Captured: 'King of the Child Exploitation Suspects'
Ex-deputy accused of raping daughter, posting video online found in China.
May 2, 2007 -- The U.S. Marshals Service said a law enforcement team had hunted down Kenneth John Freeman -- the man the director of the Marshals Service called the "king of the child exploitation suspects," tracking him to Hong Kong where he was arrested Monday.
"Once in a while, there comes along somebody who is just beyond description," U.S. Marshals Director John Clark told ABC News.
Authorities charge that Freeman raped his daughter over a two-year period, starting when she was 10 years old. He videotaped the scenes and posted them online in what, they said, became "one of the most widely downloaded child pornography videos" in recent history, seen by millions.
"Certainly, there are sexual predators out there; there are individuals who exploit children," said Clark. "But this guy seemed to rise above all of them."
The U.S. Marshals and Immigration and Customs Enforcement gave the case top priority, placing Freeman on their respective "Most Wanted" lists.
"We are rejoicing today," the stepfather of victim Kylie Freeman said Wednesday. "We're happy. An awful man, an evil man, has been captured."
Victim Spoke Out, Helped Solve Case
Kylie Freeman, now a high school student, chose not to speak at the press conference announcing the arrest, though she has become an advocate against child sexual abuse.
In December 2006, she took her story to the airwaves, appearing on "America's Most Wanted."
Her story helped authorities, in cooperation with the National Center for Missing and Exploited Children, put the pieces together and zero in on Kenneth John Freeman.
Authorities arrested their suspect, a former deputy sheriff from Benton County, Wash., in Hong Kong after a weeks' long effort to pin him down -- a cooperative effort carried out by the U.S. Marshals, Immigration and Customs Enforcement, the State Department and Washington's Benton County Sheriff's Department.
Freeman fled the United States in March of last year, on the lam since he missed a court appearance that month. Sources say he crossed the border into Canada, then flew to China. Federal authorities determined he was living in Suzhou, China, and might have been working for a U.S.-based company.
With the assistance of the Chinese government, U.S. law enforcement began tracking his movements, and identified an opportunity to arrest him on a trip he took to Hong Kong to meet his second wife, whom they also had under surveillance.
Freeman, a body builder, reportedly tried to escape arrest, injuring four officers in the process.
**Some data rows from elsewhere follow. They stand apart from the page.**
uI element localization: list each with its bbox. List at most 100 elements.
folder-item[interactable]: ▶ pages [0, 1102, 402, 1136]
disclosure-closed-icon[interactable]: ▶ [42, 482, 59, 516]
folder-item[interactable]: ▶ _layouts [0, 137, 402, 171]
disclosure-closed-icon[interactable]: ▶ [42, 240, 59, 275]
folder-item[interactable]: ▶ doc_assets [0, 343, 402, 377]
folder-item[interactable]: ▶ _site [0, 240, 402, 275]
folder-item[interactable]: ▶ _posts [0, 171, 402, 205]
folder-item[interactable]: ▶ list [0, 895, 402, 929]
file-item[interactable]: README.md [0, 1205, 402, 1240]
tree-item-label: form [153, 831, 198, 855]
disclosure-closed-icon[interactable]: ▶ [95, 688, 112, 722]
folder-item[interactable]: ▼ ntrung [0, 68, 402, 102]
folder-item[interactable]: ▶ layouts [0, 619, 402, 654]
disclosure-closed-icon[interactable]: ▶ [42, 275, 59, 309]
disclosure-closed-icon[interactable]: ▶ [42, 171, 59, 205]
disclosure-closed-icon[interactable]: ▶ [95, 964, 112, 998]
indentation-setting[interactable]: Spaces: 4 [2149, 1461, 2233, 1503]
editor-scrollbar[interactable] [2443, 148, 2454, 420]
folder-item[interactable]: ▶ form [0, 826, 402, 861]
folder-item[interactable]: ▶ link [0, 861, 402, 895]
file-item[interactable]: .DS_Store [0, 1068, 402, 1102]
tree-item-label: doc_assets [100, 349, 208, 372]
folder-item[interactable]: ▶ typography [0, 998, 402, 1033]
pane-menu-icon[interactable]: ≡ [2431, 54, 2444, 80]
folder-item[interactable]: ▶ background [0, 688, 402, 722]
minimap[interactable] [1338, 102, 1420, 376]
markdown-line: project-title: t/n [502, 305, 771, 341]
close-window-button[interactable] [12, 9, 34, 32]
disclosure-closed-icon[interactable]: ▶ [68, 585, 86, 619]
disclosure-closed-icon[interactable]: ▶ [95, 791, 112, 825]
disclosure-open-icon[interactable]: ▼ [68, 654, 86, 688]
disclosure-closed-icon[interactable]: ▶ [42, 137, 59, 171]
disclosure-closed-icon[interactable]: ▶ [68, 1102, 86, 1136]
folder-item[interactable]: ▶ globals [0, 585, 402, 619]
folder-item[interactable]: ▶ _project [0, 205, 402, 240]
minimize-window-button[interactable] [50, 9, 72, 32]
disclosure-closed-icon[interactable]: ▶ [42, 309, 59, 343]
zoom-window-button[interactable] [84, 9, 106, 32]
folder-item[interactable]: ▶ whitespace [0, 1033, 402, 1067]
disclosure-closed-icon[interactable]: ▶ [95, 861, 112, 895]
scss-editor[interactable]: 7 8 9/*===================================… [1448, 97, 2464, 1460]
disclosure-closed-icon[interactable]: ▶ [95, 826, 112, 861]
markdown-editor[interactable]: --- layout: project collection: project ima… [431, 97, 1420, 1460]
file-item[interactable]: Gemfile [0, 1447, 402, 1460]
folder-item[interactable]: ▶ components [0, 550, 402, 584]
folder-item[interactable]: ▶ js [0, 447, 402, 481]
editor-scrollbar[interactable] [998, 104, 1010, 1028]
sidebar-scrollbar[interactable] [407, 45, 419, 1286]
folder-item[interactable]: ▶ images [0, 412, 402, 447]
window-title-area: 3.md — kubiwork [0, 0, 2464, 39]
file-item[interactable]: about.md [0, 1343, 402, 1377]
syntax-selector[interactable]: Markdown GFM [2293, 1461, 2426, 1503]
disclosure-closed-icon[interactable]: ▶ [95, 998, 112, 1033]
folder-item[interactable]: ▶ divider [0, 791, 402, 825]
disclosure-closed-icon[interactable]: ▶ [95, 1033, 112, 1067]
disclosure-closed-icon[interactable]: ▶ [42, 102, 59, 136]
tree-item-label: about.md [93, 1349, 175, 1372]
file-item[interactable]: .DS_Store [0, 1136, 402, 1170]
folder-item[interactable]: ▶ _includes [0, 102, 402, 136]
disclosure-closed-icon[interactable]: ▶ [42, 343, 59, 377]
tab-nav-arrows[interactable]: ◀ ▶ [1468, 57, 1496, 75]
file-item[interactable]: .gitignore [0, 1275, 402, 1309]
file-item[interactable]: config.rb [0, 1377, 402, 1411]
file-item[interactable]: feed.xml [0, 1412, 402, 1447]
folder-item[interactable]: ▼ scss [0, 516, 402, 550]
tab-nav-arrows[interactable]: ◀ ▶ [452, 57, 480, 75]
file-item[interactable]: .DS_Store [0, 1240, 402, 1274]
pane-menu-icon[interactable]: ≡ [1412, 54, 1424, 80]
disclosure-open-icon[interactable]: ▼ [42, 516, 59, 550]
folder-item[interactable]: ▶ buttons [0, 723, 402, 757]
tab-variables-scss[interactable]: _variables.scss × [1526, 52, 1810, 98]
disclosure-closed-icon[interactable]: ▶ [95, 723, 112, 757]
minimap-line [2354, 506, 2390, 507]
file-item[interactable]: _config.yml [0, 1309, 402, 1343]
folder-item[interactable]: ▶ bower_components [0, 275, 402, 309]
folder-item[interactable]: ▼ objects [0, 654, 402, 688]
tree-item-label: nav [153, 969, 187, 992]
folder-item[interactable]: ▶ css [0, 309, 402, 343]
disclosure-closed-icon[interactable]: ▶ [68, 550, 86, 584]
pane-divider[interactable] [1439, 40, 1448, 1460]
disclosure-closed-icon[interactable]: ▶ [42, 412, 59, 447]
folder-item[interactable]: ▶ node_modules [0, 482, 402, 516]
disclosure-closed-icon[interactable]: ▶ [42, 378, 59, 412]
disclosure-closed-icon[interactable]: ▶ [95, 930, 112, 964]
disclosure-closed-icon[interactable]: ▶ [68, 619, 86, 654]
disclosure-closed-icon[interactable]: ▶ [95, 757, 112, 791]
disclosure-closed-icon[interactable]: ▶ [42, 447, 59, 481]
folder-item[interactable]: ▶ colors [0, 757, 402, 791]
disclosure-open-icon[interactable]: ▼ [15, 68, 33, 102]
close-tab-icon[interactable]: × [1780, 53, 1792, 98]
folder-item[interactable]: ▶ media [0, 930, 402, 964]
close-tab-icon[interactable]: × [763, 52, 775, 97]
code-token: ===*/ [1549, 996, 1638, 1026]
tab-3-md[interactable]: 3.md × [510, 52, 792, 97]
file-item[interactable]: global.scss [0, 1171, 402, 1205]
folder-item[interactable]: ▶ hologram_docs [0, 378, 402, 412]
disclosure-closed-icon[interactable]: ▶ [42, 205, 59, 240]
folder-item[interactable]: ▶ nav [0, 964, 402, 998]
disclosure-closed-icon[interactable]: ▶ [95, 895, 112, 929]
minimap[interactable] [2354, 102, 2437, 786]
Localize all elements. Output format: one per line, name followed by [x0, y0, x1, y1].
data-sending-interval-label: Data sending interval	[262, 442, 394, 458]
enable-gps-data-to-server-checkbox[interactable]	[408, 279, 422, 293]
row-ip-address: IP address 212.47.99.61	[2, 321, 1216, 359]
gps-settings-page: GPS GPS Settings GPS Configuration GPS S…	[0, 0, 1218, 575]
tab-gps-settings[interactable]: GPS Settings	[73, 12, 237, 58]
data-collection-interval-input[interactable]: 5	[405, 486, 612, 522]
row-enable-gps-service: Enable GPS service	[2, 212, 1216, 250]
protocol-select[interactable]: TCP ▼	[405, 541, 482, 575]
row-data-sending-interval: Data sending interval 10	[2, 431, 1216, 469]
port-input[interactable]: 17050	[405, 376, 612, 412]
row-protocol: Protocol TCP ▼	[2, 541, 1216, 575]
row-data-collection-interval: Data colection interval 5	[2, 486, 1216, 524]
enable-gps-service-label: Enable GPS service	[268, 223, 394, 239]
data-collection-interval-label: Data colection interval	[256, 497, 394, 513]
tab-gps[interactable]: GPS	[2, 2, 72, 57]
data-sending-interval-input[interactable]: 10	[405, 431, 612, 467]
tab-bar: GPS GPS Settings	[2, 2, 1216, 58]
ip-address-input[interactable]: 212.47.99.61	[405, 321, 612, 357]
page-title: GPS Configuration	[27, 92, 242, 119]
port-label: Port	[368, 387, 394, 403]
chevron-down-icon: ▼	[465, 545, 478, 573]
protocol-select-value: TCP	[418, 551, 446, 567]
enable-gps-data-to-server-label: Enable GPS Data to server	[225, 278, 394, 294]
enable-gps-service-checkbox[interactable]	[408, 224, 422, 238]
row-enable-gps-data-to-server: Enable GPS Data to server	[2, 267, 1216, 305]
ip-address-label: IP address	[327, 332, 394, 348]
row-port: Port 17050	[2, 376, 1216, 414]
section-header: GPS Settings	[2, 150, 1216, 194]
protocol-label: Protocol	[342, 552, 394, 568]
Billion-Dollar Black Market Industry
Child porn has emerged as a multibillion dollar black market industry, though "average people don't believe it," said Ernie Allen, president of the National Center for Missing and Exploited Children.
"The reality is, with the advent of the Internet, the problem of child pornography has exploded," said Allen. "There are more victims, the victims are younger, there are millions of people who are consuming, who are watching these images."
U.S. Marshals Director Clark noted that with technology's advances comes the downside that children like Kylie Freeman can be victimized repeatedly.
"Individuals like Mr. Freeman post pictures globally that are downloaded hundreds of thousands of times. [This] means that this image of this innocent child gets replicated and viewed over and over and over again," he said.
Criminals Close to Home
"I think the depravity that this represents is impossible to overstate," said Allen.But he said the scenario of a father victimizing his own child is an unfortunate reality.
"There's a myth here," he said, "and that is the myth of the stranger."
Allen pointed to NCMEC's data, which show that most child sexual exploitation victims know the perpetrator of the crime -- at least 35 percent of them are the victim's own parents and 70 percent are other family members or someone close to the child.
"Overwhelmingly, the people who are victimizing America's children, photographing it and distributing it via child pornography are close to the child," he said. "Many of them are their dads."
"When you think of the nature of [his] crime, what [he has] allegedly done, and how it can be so harmful in this case to an innocent child, who was exploited in such a terrible way ... this case represents, for me, I think, one of the most despicable crimes I can think of," said Clark.